Lech posts on 11/13/2010 8:15:37 PM Both Polish and Soviet records show that Rawicz was released from Soviet camps after a Polish-Soviet agreement was signed. Thousands of Poles left the camps and made their way to Iran. This is very likely how Rawicz got out of the USSR. I understand Rawicz to have claimed he returned to the USSR after his escape to join the Anders' army that was being formed, and that's how he got to Iran and Palestine. Hard to place any credence in that story. Why would he take such a risk?
Onlooker posts on 10/13/2010 10:20:29 AM Very interesting!!But hardly surprising.
Feliks F. posts on 10/12/2010 5:32:27 PM To Leoni and others. A story of Glinski escape may be fascinating, unfortunately there is not a single confirmation that such an event has ever taken place. There is however official confirmation in russian and polish archives that at the time of his supposed escape from Yakutsk he was thousands miles away to the west, in a special settlement in a Province of Arkhangielsk (Nothern part of European Russia). Sorry Leoni.
CWR posts on 8/21/2010 6:57:23 AM Slavomir Rawicz is the author of the Long Walk NOT Witold Glinski! Do not believe all you see on the internet.

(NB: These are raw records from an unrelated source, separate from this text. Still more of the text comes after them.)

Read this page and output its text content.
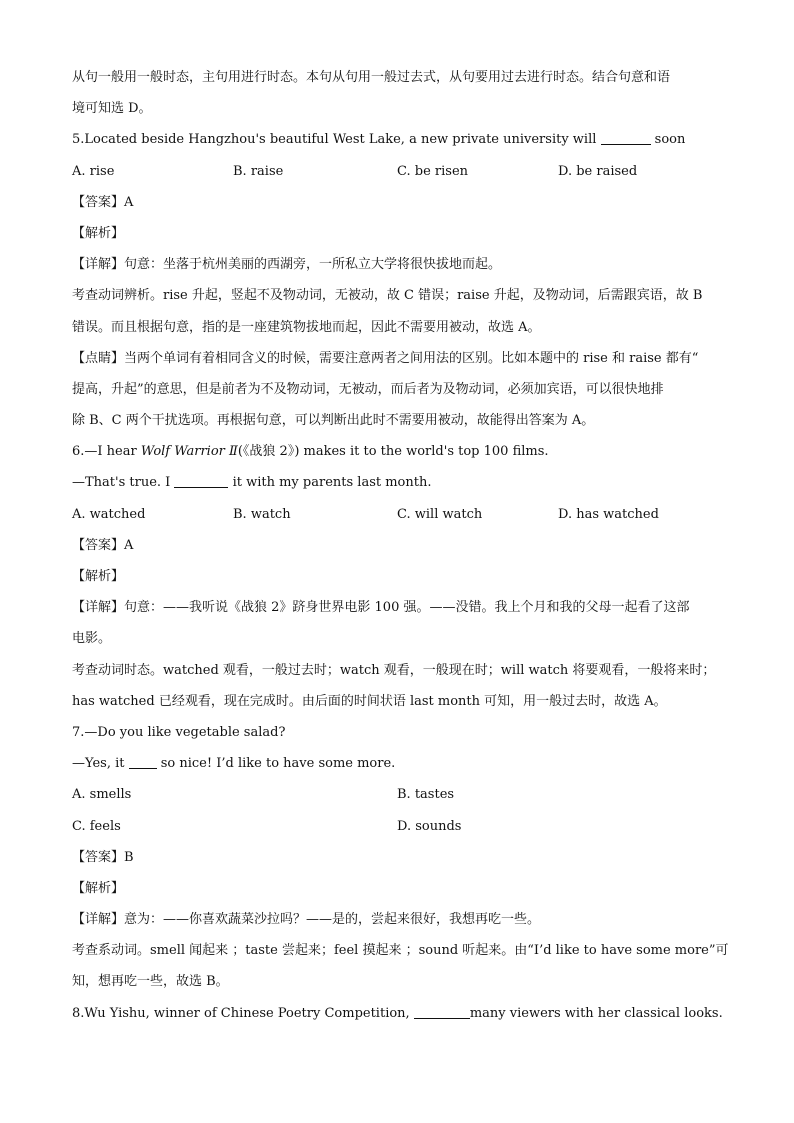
从句一般用一般时态，主句用进行时态。本句从句用一般过去式，从句要用过去进行时态。结合句意和语
境可知选 D。
5.Located beside Hangzhou's beautiful West Lake, a new private university will	soon
A. rise	B. raise	C. be risen	D. be raised
【答案】A
【解析】
【详解】句意：坐落于杭州美丽的西湖旁，一所私立大学将很快拔地而起。
考查动词辨析。rise 升起，竖起不及物动词，无被动，故 C 错误；raise 升起，及物动词，后需跟宾语，故 B
错误。而且根据句意，指的是一座建筑物拔地而起，因此不需要用被动，故选 A。
【点睛】当两个单词有着相同含义的时候，需要注意两者之间用法的区别。比如本题中的 rise 和 raise 都有“
提高，升起”的意思，但是前者为不及物动词，无被动，而后者为及物动词，必须加宾语，可以很快地排
除 B、C 两个干扰选项。再根据句意，可以判断出此时不需要用被动，故能得出答案为 A。
6.—I hear Wolf Warrior Ⅱ(《战狼 2》) makes it to the world's top 100 films.
—That's true. I	it with my parents last month.
A. watched	B. watch	C. will watch	D. has watched
【答案】A
【解析】
【详解】句意：——我听说《战狼 2》跻身世界电影 100 强。——没错。我上个月和我的父母一起看了这部
电影。
考查动词时态。watched 观看，一般过去时；watch 观看，一般现在时；will watch 将要观看，一般将来时；
has watched 已经观看，现在完成时。由后面的时间状语 last month 可知，用一般过去时，故选 A。
7.—Do you like vegetable salad?
—Yes, it  so nice! I’d like to have some more.
A. smells	B. tastes
C. feels	D. sounds
【答案】B
【解析】
【详解】意为：——你喜欢蔬菜沙拉吗？——是的，尝起来很好，我想再吃一些。
考查系动词。smell 闻起来 ；taste 尝起来；feel 摸起来 ；sound 听起来。由“I’d like to have some more”可
知，想再吃一些，故选 B。
8.Wu Yishu, winner of Chinese Poetry Competition,	many viewers with her classical looks.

Mike Anstead posts on 8/19/2010 11:47:49 AM To Leonie Glinski, I have been fascinated with the story of TLW since I first read it in 1981. I think it is wonderful that your grandfather came forward last year. I have several questions. (1) Does Witold intend to write his own account of what really happened in The Long Walk now that he came forward? (2) Do you know when "The Way Back" movie is coming out? Was Witold consulted when the movie was being made? (3) I noticed in the Mirror article from May, 2009 that it didn't mention anything about the Yeti sighting that TLW is famous for. Did Witold and his companions see any animals in the Himalayas that might have been Yetis? (4) Do you know (or suspect) whether Ronald Downing knew that Rawicz was not actually in TLW? In the preface of TLW it says Downing met Rawicz because he wanted to write an article about the Yeti and heard that Rawicz had seen them. Do you think that's how Downing and Rawicz actually met or was that just a pretense? Thank You for any information you can give me. Sincerely, Mike
John Bass posts on 4/30/2010 5:19:36 PM Did Slavomir ever reunite with the other 3 survivors that made it to India (Kolomenos, Zaro, Mr. Smith)? Did any of them ever surface later or does anyone know what happened to them?
Glenn posts on 4/29/2010 9:20:29 PM I recently had to read this book in school. I did a report on it only to find that it is fiction VERY loosely based off Witold Glinski's escape from a Siberian work camp. It does have some truth, but it is mostly lies. If it said Historic Fiction, or loosely based off Witold Glinski's story, I would have more respect for it as a fiction. As Non-Fiction I have next to none. I enjoyed it as a fiction novel, it was very good and wonderfully written, too bad it is mostly lies.